As someone who has followed untranslatability for many years, it is with great pleasure that Oscar Jansson and David LaRocca have brought this theme to a point of philosophical sophistication in The Geschlecht Complex-a brilliant, bold, and eccentric work. [...]themselves to a single (but impossibly complex) German word, a range of scholars from different fields of inquiry and analysis have nonetheless produced a collection that signals a new maturity in the approach to untranslatability. In that sense, it may (hopefully) be the first of many such works. This is a collection that bravely attempts to overcome the constraints of traditional scholarship in the hope of generating work that lives up to Apter and Cassin's invocations to 'philosophize with languages'. The very form of the book itself challenges and expands a series of preconceptions on this topic.
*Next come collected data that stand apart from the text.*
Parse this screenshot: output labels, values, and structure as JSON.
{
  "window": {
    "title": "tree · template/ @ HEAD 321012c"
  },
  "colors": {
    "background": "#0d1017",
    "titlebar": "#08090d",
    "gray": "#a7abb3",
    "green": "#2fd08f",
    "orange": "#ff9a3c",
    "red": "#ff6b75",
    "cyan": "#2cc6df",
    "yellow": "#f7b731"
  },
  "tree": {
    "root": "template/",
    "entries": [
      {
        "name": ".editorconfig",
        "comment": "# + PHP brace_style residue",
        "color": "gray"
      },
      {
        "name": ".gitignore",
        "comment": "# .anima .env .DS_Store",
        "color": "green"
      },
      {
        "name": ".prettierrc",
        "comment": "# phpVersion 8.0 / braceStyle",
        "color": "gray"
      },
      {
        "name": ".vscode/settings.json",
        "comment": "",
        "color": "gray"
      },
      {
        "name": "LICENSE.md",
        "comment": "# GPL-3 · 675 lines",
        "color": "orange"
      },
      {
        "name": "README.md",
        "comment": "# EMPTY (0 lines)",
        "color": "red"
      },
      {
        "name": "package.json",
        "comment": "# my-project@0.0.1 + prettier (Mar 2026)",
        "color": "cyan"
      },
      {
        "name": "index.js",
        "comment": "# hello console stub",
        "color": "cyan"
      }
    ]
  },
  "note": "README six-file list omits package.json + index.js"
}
It is a brave, well-rounded, and seismically significant publication insofar as it exercises what previous scholars have only prescribed and envisioned.
Bristling with intellectual energy, The Geschlecht Complex brings together a number of brilliantly original essays and a carefully curated sample of theoretical excerpts in its exploration of the resonances and affordances of a singularly untranslatable notion. The Geschlecht Complex is many things: it is both syllabus and seminar, both a joyful intellectual exchange and a virtuoso homage to the examples of such thinkers/readers as Cassin, Cavell, Apter, and Derrida. Most of all, it is an exuberant performance of the key inspiration driving the thinking of the untranslatable: the conviction that the untranslatable is at once generated and redeemed by passionate ventures of translation-across genres, media, bodies, languages, and disciplines. In all these transpositions, this volume succeeds marvelously.
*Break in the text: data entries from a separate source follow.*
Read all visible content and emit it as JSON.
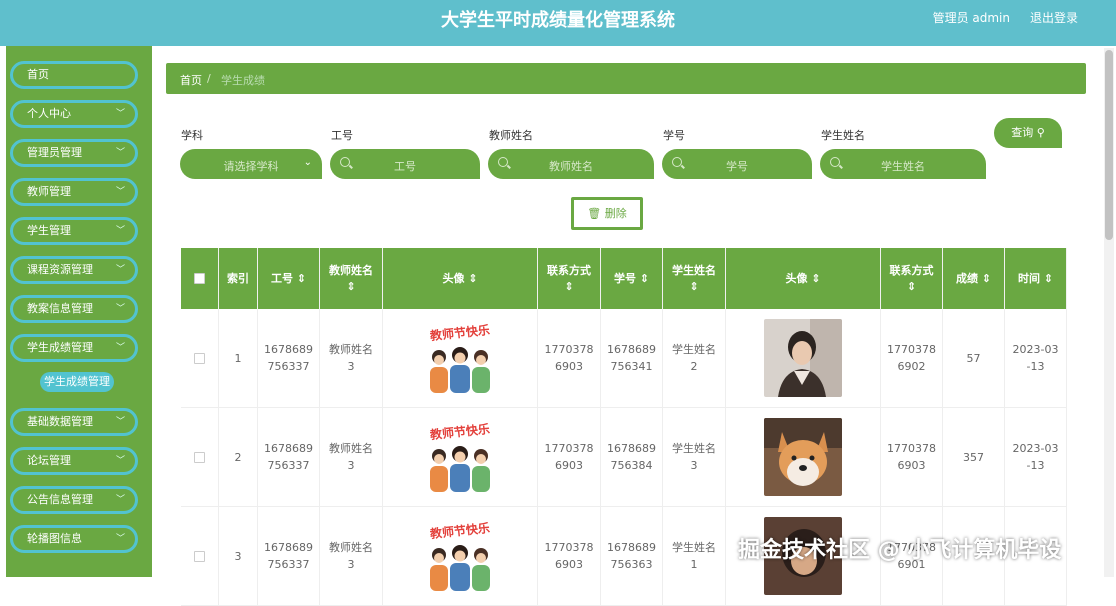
{
  "header": {
    "title": "大学生平时成绩量化管理系统",
    "admin": "管理员 admin",
    "logout": "退出登录"
  },
  "sidebar": {
    "items": [
      {
        "label": "首页",
        "chev": ""
      },
      {
        "label": "个人中心",
        "chev": "﹀"
      },
      {
        "label": "管理员管理",
        "chev": "﹀"
      },
      {
        "label": "教师管理",
        "chev": "﹀"
      },
      {
        "label": "学生管理",
        "chev": "﹀"
      },
      {
        "label": "课程资源管理",
        "chev": "﹀"
      },
      {
        "label": "教案信息管理",
        "chev": "﹀"
      },
      {
        "label": "学生成绩管理",
        "chev": "﹀"
      },
      {
        "label": "基础数据管理",
        "chev": "﹀"
      },
      {
        "label": "论坛管理",
        "chev": "﹀"
      },
      {
        "label": "公告信息管理",
        "chev": "﹀"
      },
      {
        "label": "轮播图信息",
        "chev": "﹀"
      }
    ],
    "sub_active": "学生成绩管理"
  },
  "breadcrumb": {
    "home": "首页",
    "sep": "/",
    "current": "学生成绩"
  },
  "search": {
    "labels": {
      "subject": "学科",
      "staff_no": "工号",
      "teacher_name": "教师姓名",
      "student_no": "学号",
      "student_name": "学生姓名"
    },
    "placeholders": {
      "subject": "请选择学科",
      "staff_no": "工号",
      "teacher_name": "教师姓名",
      "student_no": "学号",
      "student_name": "学生姓名"
    },
    "query_button": "查询 ⚲"
  },
  "actions": {
    "delete_button": "🗑 删除"
  },
  "table": {
    "headers": {
      "index": "索引",
      "staff_no": "工号 ⇕",
      "teacher_name": "教师姓名",
      "teacher_name_sort": "⇕",
      "teacher_avatar": "头像 ⇕",
      "teacher_contact": "联系方式",
      "teacher_contact_sort": "⇕",
      "student_no": "学号 ⇕",
      "student_name": "学生姓名",
      "student_name_sort": "⇕",
      "student_avatar": "头像 ⇕",
      "student_contact": "联系方式",
      "student_contact_sort": "⇕",
      "score": "成绩 ⇕",
      "time": "时间 ⇕"
    },
    "rows": [
      {
        "index": "1",
        "staff_no": "1678689\n756337",
        "teacher_name": "教师姓名\n3",
        "poster_text": "教师节快乐",
        "teacher_contact": "1770378\n6903",
        "student_no": "1678689\n756341",
        "student_name": "学生姓名\n2",
        "student_contact": "1770378\n6902",
        "score": "57",
        "time": "2023-03\n-13"
      },
      {
        "index": "2",
        "staff_no": "1678689\n756337",
        "teacher_name": "教师姓名\n3",
        "poster_text": "教师节快乐",
        "teacher_contact": "1770378\n6903",
        "student_no": "1678689\n756384",
        "student_name": "学生姓名\n3",
        "student_contact": "1770378\n6903",
        "score": "357",
        "time": "2023-03\n-13"
      },
      {
        "index": "3",
        "staff_no": "1678689\n756337",
        "teacher_name": "教师姓名\n3",
        "poster_text": "教师节快乐",
        "teacher_contact": "1770378\n6903",
        "student_no": "1678689\n756363",
        "student_name": "学生姓名\n1",
        "student_contact": "1770378\n6901",
        "score": "",
        "time": ""
      }
    ]
  },
  "watermark": "掘金技术社区 @ 小飞计算机毕设",
  "colors": {
    "header": "#5fbfcc",
    "primary_green": "#6aa842",
    "accent_cyan": "#52c3d0"
  }
}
Geschlecht by any other name: that multifarious and ultimately untranslatable German word typifying in this volume a complexity and a syndrome alike -- its cultural semantics both vertical for generational kindred and horizontal for genre or kind; lineage on the one hand, typology on the other; now general species or genus, now specified gender. With this book's erudite roundtable, we are invited to the second, collectively-edited installment of a productive -- make that generative -- seminar once convened to rethink the ramifications of such irresolvable inner difference: less as a definitional crux than as a blocked crossing, where impasse becomes surplus when confronted at the disciplinary interface of philology and philosophy, rhetoric and ontology. Giving new reach to trans-theory, the performative yield of category-hesitation in these essays is abundant, subtle, and bracing.
The Geschlecht Complex is a rare and undoubtedly important book in that it treats categorization as both problem and necessity for the production of knowledge. Indeed, utilizing and developing the notion of the 'uncategorizable' as an analytical tool, it collects a multitude of contemporary problems into a stereoscopic perspective (albeit in a non-unitary manner and necessarily hesitant of its own limits) on the age-old aesthetic problem of the sublime and the monstrous -- and furthermore, on the ontological consequences of those seemingly impossible categories.